= World Law Foundation =

The World Law Foundation (WLF) is an international organization created by renowned jurists from around the world. Founded in 2019 as the executive branch of the World Jurist Association, its main purpose is the defense of the rule of law. It is based in Madrid, Spain.

== History ==
The World Law Foundation (WLF) was created as a not-for-profit entity following the "Madrid Declaration" that closed the 2019 World Law Congress. It was registered on January 14, 2020, and published in the Boletín Oficial del Estado (BOE) on September 14, 2020.

==Governance and people==
The World Law Foundation is based in Madrid, Spain, and serves as the executive branch of the World Jurist Association (WJA) (established 1963 at the first World Law Congress; based in the United States).

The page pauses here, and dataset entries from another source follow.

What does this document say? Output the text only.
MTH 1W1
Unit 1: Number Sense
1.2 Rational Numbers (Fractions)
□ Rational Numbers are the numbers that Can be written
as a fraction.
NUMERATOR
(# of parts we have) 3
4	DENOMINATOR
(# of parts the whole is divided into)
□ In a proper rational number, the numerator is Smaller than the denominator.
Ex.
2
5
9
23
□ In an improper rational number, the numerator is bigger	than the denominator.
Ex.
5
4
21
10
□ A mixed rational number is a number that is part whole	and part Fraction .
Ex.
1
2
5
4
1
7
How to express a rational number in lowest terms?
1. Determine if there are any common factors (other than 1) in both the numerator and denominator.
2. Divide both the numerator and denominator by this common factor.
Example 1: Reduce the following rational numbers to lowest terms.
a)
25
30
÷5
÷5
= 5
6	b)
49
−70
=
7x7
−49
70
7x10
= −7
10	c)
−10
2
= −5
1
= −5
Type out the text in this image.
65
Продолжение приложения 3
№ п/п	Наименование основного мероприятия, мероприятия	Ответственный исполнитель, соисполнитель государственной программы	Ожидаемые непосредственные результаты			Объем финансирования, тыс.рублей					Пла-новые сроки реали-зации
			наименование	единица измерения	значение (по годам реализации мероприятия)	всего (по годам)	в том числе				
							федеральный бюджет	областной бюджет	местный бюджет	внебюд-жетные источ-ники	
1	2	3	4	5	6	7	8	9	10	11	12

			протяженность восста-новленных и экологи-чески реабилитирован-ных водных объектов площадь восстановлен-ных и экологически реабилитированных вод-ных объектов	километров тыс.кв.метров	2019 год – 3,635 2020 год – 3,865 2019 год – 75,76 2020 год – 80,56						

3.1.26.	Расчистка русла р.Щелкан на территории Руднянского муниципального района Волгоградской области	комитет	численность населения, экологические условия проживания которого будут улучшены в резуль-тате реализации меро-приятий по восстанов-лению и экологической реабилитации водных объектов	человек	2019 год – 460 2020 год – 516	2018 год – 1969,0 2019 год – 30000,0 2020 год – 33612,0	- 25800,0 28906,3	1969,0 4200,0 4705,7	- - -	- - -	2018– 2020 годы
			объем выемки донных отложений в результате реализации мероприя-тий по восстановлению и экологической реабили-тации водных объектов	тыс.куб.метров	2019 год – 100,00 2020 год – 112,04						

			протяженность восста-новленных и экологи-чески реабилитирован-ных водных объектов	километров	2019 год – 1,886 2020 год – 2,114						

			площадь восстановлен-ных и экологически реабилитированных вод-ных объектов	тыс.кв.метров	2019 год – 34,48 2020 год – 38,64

The WLF is governed by a board of trustees and a series of executive committees. It is supported by public and private donations, and overseen by the Protectorado de Fundaciones of the Spanish Ministry of Justice.

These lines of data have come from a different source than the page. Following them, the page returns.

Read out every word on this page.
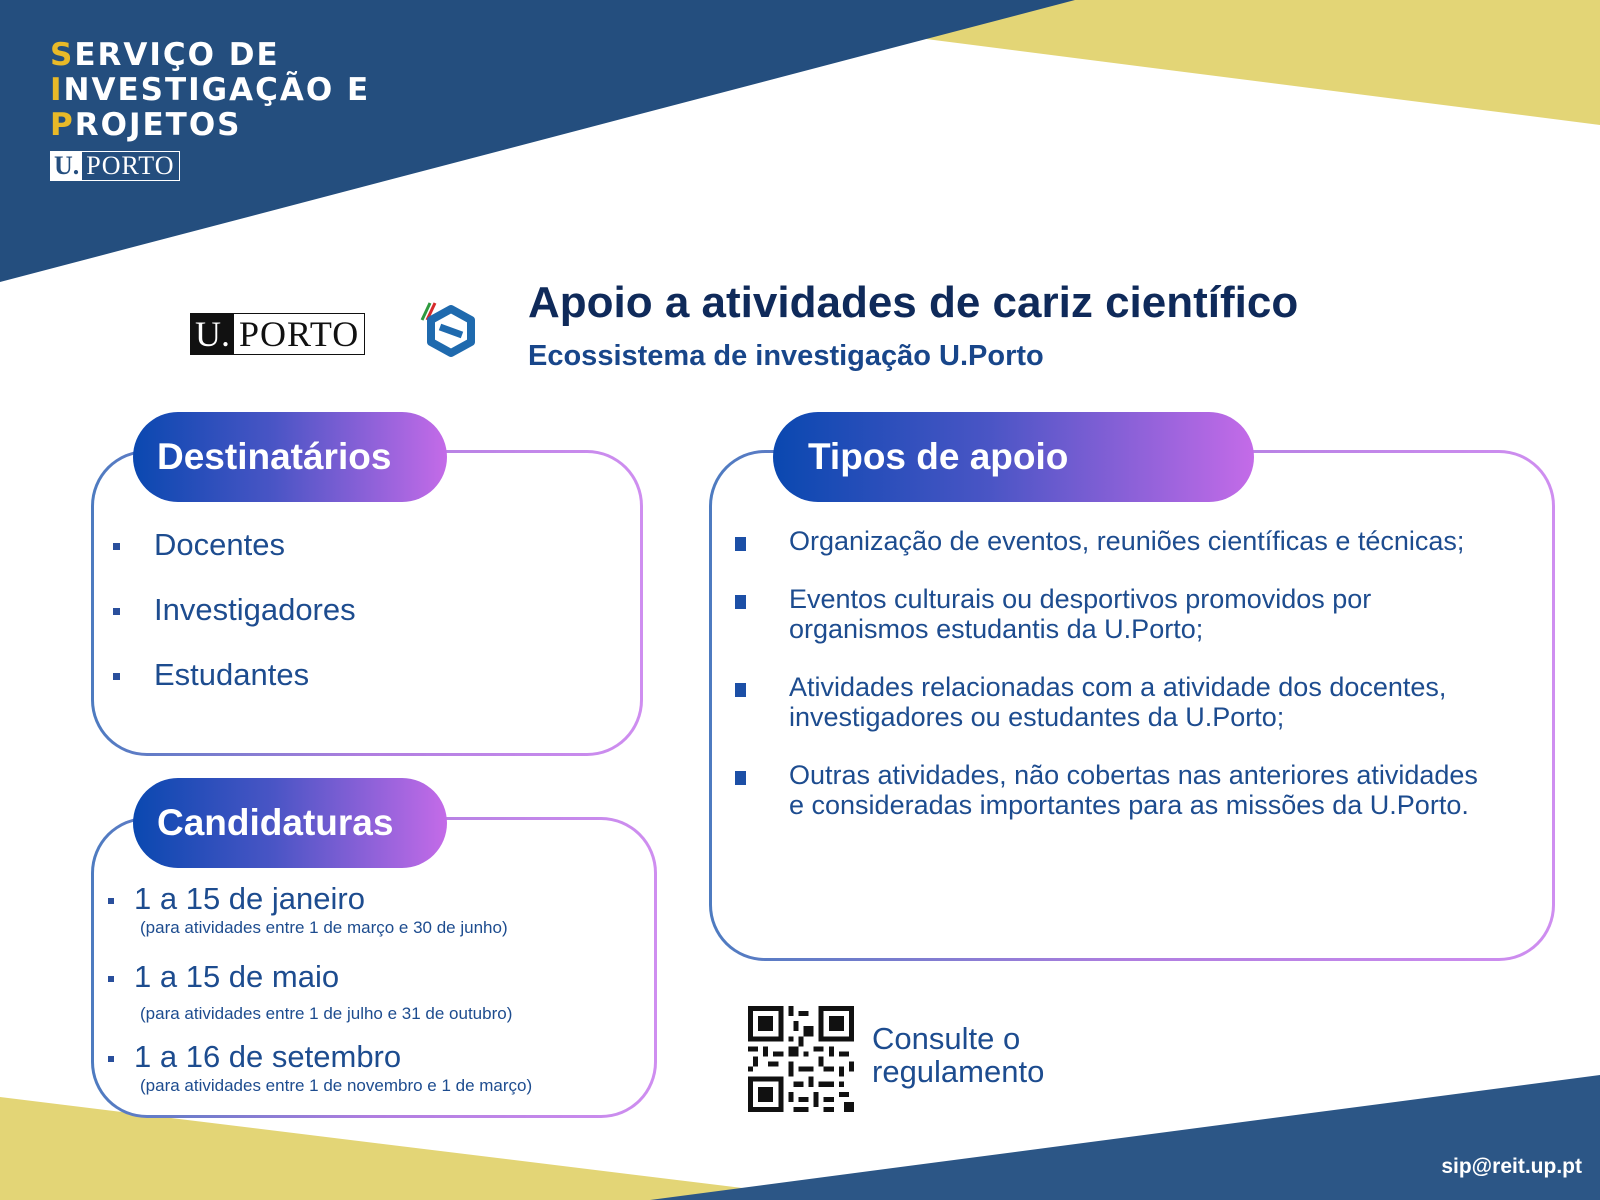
SERVIÇO DE
INVESTIGAÇÃO E
PROJETOS
U. PORTO
U. PORTO
Apoio a atividades de cariz científico
Ecossistema de investigação U.Porto
Destinatários
Docentes
Investigadores
Estudantes
Candidaturas
1 a 15 de janeiro
(para atividades entre 1 de março e 30 de junho)
1 a 15 de maio
(para atividades entre 1 de julho e 31 de outubro)
1 a 16 de setembro
(para atividades entre 1 de novembro e 1 de março)
Tipos de apoio
Organização de eventos, reuniões científicas e técnicas;
Eventos culturais ou desportivos promovidos por organismos estudantis da U.Porto;
Atividades relacionadas com a atividade dos docentes, investigadores ou estudantes da U.Porto;
Outras atividades, não cobertas nas anteriores atividades e consideradas importantes para as missões da U.Porto.
Consulte o regulamento
sip@reit.up.pt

As of 2023, lawyer Javier Cremades is chair of the board of trustees.

Alfredo Dagnino, lawyer for the Spanish Council of State, is or was secretary. Its members include Colombian lawyer Ulises Fernández Rojas; Lebanese lawyer Hachem Boulos, James M. Black II, jurist and professor at Hofstra University; and president of the Catalan Bar Council María Eugenia Gay.

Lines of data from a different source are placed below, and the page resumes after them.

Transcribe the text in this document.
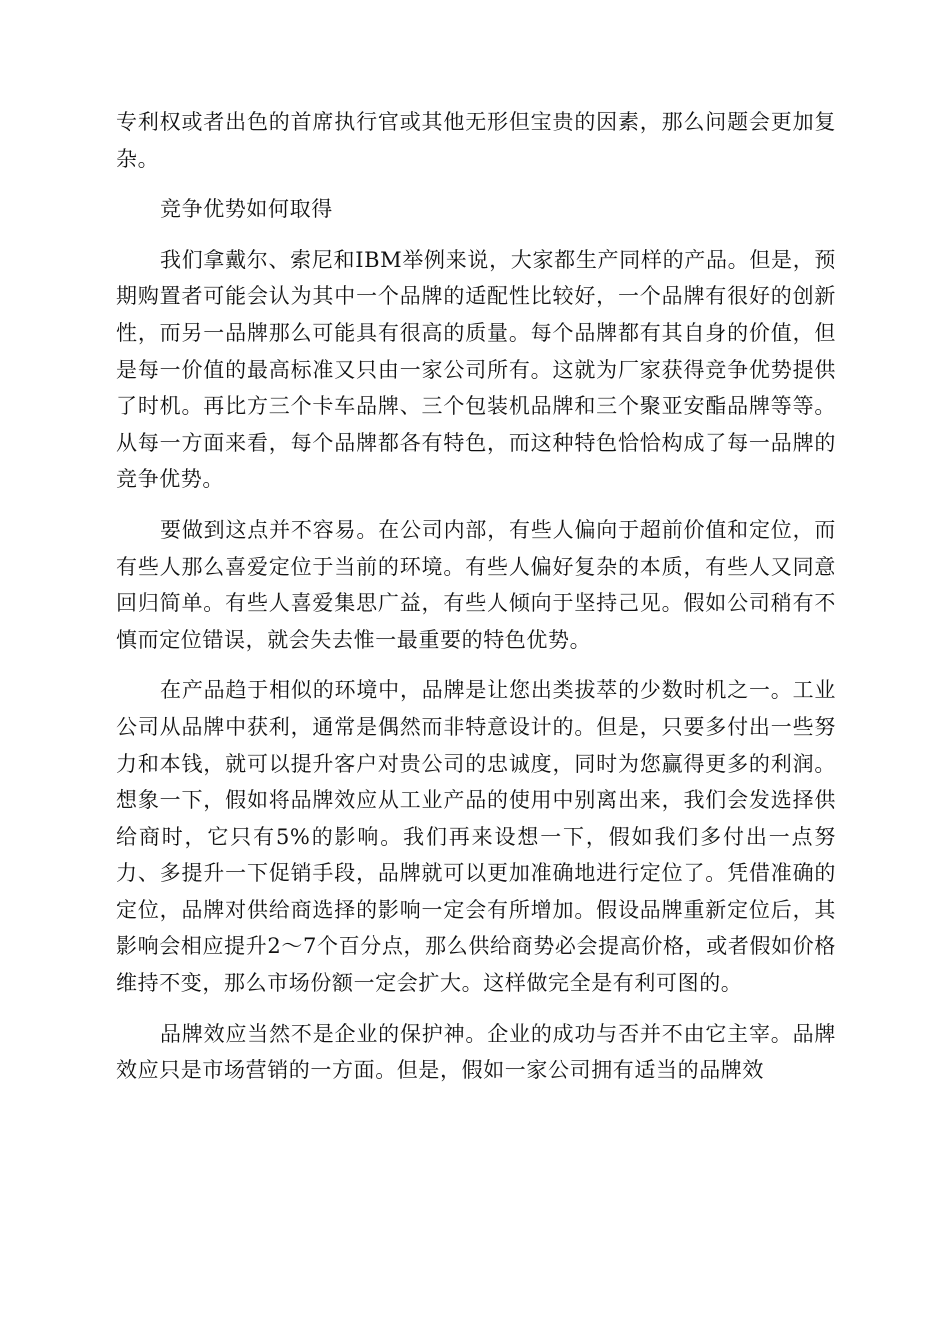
专利权或者出色的首席执行官或其他无形但宝贵的因素，那么问题会更加复杂。

竞争优势如何取得

我们拿戴尔、索尼和IBM举例来说，大家都生产同样的产品。但是，预期购置者可能会认为其中一个品牌的适配性比较好，一个品牌有很好的创新性，而另一品牌那么可能具有很高的质量。每个品牌都有其自身的价值，但是每一价值的最高标准又只由一家公司所有。这就为厂家获得竞争优势提供了时机。再比方三个卡车品牌、三个包装机品牌和三个聚亚安酯品牌等等。从每一方面来看，每个品牌都各有特色，而这种特色恰恰构成了每一品牌的竞争优势。

要做到这点并不容易。在公司内部，有些人偏向于超前价值和定位，而有些人那么喜爱定位于当前的环境。有些人偏好复杂的本质，有些人又同意回归简单。有些人喜爱集思广益，有些人倾向于坚持己见。假如公司稍有不慎而定位错误，就会失去惟一最重要的特色优势。

在产品趋于相似的环境中，品牌是让您出类拔萃的少数时机之一。工业公司从品牌中获利，通常是偶然而非特意设计的。但是，只要多付出一些努力和本钱，就可以提升客户对贵公司的忠诚度，同时为您赢得更多的利润。想象一下，假如将品牌效应从工业产品的使用中别离出来，我们会发选择供给商时，它只有5%的影响。我们再来设想一下，假如我们多付出一点努力、多提升一下促销手段，品牌就可以更加准确地进行定位了。凭借准确的定位，品牌对供给商选择的影响一定会有所增加。假设品牌重新定位后，其影响会相应提升2～7个百分点，那么供给商势必会提高价格，或者假如价格维持不变，那么市场份额一定会扩大。这样做完全是有利可图的。

品牌效应当然不是企业的保护神。企业的成功与否并不由它主宰。品牌效应只是市场营销的一方面。但是，假如一家公司拥有适当的品牌效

As of 2023 Javier Cremades is president of both WLF and the World Jurist Association.

==Purpose==
The World Law Foundation is modeled on Winston Churchill's historic "Iron Curtain speech" (1946) that favored the law over the use of force. Its objectives are the defense of the rule of law as a guarantee of progress; the promotion of dialogue between nations; respect for the law in international relations; and cooperation between the different legal and political actors in the different countries.

==Activities==
The WLF undertakes research and publishes works; provides advice to entities, governments and other non-governmental bodies; and puts on educational and training projects.

Along with the WJA, the WLF co-organizes events such as the World Law Congress and the Environmental Sustainability Congress (CSMA). The World Law Congress is held every two years and brings together conferences of different organizations.

The World Law Congress, held in Madrid in February 2019 under the slogan "Constitution, Democracy and Liberty" was held over three days. It addressed several topics, including the relationship between democracy and the constitution; parliamentary monarchies or the rule of law and the reaffirmation of peace through the mechanisms of law. During the congress, the World Peace & Liberty Award was presented to King Felipe VI of Spain for his response to the sovereignty challenge in Catalonia.

The World Law Foundation together with the World Association of Jurists award the World Peace & Liberty Award, which has been received by Winston Churchill, René Cassin, Nelson Mandela, King Felipe VI (2019), and by Ruth Bader Ginsburg (2020), U.S. Supreme Court Justice and founder of the Women's Rights Section of the American Civil Liberties Union.